Я завел речь о книгах в надежде, что Глэдис расскажет о тех, что привезла с собой. Однако мои рассказы об островитянской литературе звучали как-то сухо, по-лекторски. Глэдис тоже прилагала все усилия, чтобы поддержать беседу, однако на вопросы о том, какие из своих любимых книг она привезла, отвечала уклончиво.

— Ну что, пойдем наверх, наведем в комнате порядок? — спросила она, едва ужин закончился.

Как только мы поднялись в спальню, я разворошил поленья, и огонь вновь ярко заполыхал в очаге, но что до распаковки, то тут я мало чем мог помочь. Я сидел праздно, подобно человеку, вынужденному глядеть, как хлопочет его слуга. И хотя Глэдис держалась безупречно и улыбка всегда была у нее наготове, я чувствовал, чего ей это стоит.

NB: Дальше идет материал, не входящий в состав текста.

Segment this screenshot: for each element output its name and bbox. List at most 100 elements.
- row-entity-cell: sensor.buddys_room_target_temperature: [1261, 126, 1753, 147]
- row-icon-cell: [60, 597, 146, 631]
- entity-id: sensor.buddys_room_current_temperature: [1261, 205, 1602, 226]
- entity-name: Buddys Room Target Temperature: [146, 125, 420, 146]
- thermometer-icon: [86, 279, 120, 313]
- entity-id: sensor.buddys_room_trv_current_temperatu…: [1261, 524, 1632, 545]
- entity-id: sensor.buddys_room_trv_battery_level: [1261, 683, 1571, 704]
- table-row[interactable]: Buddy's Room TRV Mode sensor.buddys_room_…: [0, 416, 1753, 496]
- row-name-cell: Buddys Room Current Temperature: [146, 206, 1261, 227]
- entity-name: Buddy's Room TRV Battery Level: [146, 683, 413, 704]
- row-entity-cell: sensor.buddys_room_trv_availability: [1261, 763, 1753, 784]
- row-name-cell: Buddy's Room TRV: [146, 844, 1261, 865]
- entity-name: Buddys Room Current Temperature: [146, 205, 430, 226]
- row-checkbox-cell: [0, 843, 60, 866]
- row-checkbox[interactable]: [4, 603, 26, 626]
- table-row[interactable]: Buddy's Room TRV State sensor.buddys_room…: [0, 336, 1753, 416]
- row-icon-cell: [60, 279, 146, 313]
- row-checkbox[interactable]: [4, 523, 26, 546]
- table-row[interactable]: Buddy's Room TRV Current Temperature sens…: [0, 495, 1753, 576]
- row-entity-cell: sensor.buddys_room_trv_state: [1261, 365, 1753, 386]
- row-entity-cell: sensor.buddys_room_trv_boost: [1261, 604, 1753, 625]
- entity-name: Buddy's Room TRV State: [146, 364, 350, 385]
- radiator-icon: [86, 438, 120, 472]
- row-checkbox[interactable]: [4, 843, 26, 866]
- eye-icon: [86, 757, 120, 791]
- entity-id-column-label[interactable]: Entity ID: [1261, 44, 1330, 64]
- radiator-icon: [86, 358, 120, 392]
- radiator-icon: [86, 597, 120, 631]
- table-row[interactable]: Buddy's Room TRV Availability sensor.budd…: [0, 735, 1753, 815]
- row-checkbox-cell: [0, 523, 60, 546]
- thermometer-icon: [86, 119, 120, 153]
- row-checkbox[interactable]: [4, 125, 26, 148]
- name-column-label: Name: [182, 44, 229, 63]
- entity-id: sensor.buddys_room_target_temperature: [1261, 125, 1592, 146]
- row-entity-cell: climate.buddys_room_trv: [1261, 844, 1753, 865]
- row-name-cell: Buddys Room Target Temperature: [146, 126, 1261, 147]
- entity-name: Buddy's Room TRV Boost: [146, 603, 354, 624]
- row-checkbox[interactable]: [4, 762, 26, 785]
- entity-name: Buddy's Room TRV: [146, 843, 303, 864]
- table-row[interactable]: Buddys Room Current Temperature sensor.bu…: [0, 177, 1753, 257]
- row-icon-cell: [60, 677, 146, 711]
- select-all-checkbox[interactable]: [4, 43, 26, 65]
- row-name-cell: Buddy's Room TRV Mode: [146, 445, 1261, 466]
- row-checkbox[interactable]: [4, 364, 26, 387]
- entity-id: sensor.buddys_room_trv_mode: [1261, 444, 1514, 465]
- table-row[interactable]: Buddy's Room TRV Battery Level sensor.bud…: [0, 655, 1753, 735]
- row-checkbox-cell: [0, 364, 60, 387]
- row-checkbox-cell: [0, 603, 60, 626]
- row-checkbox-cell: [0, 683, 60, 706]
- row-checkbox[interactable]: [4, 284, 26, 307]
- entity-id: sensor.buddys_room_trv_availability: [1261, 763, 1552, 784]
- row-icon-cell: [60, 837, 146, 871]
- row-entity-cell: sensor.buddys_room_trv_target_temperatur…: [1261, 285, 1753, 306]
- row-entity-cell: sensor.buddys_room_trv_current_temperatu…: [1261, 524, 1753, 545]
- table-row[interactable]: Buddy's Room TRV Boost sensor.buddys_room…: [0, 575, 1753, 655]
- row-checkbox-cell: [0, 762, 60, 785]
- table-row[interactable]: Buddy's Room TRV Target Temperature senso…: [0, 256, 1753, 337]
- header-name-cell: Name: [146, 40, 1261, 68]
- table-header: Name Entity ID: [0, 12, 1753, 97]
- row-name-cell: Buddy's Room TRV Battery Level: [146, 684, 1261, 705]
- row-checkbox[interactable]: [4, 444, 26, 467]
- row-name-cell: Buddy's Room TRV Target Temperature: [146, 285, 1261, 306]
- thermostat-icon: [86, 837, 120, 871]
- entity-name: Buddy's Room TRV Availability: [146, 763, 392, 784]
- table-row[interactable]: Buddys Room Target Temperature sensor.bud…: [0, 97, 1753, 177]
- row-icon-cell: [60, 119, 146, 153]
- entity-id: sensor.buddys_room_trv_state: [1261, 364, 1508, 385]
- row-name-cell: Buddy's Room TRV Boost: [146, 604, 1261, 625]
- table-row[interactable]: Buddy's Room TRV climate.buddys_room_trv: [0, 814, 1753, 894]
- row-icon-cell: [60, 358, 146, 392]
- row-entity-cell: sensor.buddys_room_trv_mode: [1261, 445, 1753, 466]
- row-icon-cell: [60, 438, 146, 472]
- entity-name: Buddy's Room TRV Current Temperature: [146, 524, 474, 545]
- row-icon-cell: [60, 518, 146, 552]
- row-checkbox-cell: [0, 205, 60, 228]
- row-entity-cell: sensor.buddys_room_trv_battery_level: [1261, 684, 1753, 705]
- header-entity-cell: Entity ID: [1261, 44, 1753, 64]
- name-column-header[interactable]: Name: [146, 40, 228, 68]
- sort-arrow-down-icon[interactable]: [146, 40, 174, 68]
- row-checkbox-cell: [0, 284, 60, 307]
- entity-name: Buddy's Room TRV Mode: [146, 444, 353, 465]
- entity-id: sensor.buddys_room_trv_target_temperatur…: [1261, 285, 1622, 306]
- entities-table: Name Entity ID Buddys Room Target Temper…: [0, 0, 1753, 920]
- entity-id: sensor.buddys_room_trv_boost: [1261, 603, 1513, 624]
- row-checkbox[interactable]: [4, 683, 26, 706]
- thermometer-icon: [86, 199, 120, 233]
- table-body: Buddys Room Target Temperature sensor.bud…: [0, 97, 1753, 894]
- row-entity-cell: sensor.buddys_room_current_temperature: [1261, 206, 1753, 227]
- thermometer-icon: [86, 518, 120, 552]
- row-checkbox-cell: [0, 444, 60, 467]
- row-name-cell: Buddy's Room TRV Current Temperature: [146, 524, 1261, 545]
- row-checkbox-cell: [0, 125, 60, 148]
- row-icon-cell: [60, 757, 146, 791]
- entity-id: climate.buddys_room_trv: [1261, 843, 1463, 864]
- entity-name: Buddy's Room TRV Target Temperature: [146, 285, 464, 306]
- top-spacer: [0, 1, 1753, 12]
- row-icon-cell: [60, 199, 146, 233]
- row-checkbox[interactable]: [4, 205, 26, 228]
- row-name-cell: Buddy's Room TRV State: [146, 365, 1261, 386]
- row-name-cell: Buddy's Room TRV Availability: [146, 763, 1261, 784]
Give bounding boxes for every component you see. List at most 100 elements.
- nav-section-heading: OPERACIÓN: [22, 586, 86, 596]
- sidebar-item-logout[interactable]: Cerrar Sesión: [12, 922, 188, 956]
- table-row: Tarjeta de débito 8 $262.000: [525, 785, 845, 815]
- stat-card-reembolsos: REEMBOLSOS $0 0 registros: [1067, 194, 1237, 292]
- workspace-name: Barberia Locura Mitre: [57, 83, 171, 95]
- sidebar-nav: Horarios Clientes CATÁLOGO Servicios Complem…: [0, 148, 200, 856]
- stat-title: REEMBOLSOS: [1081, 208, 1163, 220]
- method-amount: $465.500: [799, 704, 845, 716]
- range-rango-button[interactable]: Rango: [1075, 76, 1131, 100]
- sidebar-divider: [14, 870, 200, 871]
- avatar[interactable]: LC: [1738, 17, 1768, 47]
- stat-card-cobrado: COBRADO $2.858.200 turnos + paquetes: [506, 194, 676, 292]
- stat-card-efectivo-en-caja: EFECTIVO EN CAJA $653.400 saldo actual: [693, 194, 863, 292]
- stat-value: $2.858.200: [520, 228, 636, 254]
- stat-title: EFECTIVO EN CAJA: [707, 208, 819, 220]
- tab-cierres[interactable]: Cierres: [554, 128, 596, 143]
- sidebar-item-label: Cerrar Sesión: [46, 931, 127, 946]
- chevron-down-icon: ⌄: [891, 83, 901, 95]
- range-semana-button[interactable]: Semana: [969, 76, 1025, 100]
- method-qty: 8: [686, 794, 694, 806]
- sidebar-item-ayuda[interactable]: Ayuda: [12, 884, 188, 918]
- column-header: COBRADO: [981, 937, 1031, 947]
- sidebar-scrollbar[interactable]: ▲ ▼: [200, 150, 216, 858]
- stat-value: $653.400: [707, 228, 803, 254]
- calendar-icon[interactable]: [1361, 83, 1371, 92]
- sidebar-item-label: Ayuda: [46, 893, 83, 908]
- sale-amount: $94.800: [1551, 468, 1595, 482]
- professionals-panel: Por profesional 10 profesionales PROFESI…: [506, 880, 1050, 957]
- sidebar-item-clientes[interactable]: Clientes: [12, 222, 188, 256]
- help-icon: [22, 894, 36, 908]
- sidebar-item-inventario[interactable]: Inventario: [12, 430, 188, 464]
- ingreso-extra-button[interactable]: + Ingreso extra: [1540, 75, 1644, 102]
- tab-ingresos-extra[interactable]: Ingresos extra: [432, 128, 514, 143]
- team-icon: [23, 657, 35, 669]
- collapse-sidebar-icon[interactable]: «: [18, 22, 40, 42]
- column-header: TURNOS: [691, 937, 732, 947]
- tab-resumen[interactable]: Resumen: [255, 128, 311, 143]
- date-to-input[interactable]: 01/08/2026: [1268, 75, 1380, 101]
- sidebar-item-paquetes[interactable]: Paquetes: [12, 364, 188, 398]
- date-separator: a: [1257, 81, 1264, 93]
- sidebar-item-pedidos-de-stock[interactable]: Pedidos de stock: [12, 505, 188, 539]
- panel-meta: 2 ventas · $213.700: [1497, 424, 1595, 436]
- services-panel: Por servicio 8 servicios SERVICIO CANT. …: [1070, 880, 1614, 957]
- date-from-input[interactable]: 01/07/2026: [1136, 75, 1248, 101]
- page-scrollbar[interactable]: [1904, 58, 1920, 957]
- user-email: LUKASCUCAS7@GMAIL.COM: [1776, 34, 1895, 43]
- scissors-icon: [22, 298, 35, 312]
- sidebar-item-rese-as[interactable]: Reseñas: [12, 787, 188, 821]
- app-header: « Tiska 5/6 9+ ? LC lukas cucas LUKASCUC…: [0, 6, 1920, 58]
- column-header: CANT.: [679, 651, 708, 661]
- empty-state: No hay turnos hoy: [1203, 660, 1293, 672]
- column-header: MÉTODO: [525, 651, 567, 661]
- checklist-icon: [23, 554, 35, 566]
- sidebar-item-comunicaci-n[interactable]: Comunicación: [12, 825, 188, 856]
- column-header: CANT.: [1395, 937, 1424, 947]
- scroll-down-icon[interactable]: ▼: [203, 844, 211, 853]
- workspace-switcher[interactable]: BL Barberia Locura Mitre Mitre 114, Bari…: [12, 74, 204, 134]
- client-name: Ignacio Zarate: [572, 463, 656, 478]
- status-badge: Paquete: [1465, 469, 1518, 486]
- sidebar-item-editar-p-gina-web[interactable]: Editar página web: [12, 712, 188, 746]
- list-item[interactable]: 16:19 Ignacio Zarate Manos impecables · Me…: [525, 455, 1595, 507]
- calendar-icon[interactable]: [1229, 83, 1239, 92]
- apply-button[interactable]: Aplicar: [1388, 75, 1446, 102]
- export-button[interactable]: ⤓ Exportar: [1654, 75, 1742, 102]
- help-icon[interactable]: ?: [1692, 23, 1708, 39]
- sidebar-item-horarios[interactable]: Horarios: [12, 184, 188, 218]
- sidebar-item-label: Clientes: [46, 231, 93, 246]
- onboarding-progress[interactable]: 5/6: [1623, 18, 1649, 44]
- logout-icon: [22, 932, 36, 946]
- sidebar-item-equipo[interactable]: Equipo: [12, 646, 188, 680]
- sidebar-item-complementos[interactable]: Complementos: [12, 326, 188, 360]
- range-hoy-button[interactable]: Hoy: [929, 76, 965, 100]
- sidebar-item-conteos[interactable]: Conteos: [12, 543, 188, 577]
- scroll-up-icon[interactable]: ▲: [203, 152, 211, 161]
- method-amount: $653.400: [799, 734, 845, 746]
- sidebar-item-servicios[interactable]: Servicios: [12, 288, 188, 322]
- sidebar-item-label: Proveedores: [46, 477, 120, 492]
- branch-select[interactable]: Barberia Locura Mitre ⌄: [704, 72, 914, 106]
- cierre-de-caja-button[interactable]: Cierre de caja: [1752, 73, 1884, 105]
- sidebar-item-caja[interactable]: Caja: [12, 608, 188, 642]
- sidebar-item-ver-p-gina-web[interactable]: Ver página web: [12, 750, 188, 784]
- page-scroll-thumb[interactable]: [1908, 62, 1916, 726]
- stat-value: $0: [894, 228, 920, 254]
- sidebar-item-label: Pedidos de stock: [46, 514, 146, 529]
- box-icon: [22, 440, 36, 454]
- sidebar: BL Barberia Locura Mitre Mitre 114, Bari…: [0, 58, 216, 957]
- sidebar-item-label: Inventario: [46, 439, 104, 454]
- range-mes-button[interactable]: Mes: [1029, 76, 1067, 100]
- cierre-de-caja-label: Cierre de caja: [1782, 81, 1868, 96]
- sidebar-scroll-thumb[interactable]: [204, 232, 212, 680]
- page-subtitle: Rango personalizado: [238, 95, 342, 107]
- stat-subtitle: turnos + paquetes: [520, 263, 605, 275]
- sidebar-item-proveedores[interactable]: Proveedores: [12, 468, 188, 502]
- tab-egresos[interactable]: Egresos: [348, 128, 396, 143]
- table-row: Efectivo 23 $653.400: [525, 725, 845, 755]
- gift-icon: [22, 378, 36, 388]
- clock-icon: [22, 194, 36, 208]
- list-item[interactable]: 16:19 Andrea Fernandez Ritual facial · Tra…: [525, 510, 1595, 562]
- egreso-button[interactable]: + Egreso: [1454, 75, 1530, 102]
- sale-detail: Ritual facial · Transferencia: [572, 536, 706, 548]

Мы — а вернее, она — проделывали работу бережно и кропотливо, как будто и вправду собираясь остаться здесь насовсем.

Наконец в комнате воцарился идеальный порядок, сундуки и чемодан стояли пустые, каждая вещь заняла свое место, но Глэдис была все так же напряжена, и гнетущее чувство, похожее на безысходное отчаяние, сжало мне сердце.

Существовал единственный способ вернуть Глэдис, сломить ее сопротивление. Подойдя, я обнял ее. Она безвольно подчинилась. Я поцеловал ее, чтобы хоть как-то оживить, согреть. Она боялась, что ее шелковое платье помнется, и я помог снять его. Покорность ее бередила во мне желание, и Глэдис не осталась безразличной к моим ласкам, и все же она была лишь наполовину рядом. Губами, взглядом, осторожными прикосновениями я впивал божественную красоту ее обнаженного тела. Хмелея от наслаждения, которое мне хотелось продлить, я почти не думал о Глэдис, занятый лишь собственными эмоциями. Перед моим умственным взором то мелькали картины поместья, яркого, живого, самостоятельного, но целиком подвластного мне, готового удовлетворить все разнообразие моих желаний своей красотой и возможностью работы; то — вновь — я видел перед собой Глэдис, тоже мою, мне принадлежащую женщину, услаждавшую мои чувства и дарившую покой моему телу.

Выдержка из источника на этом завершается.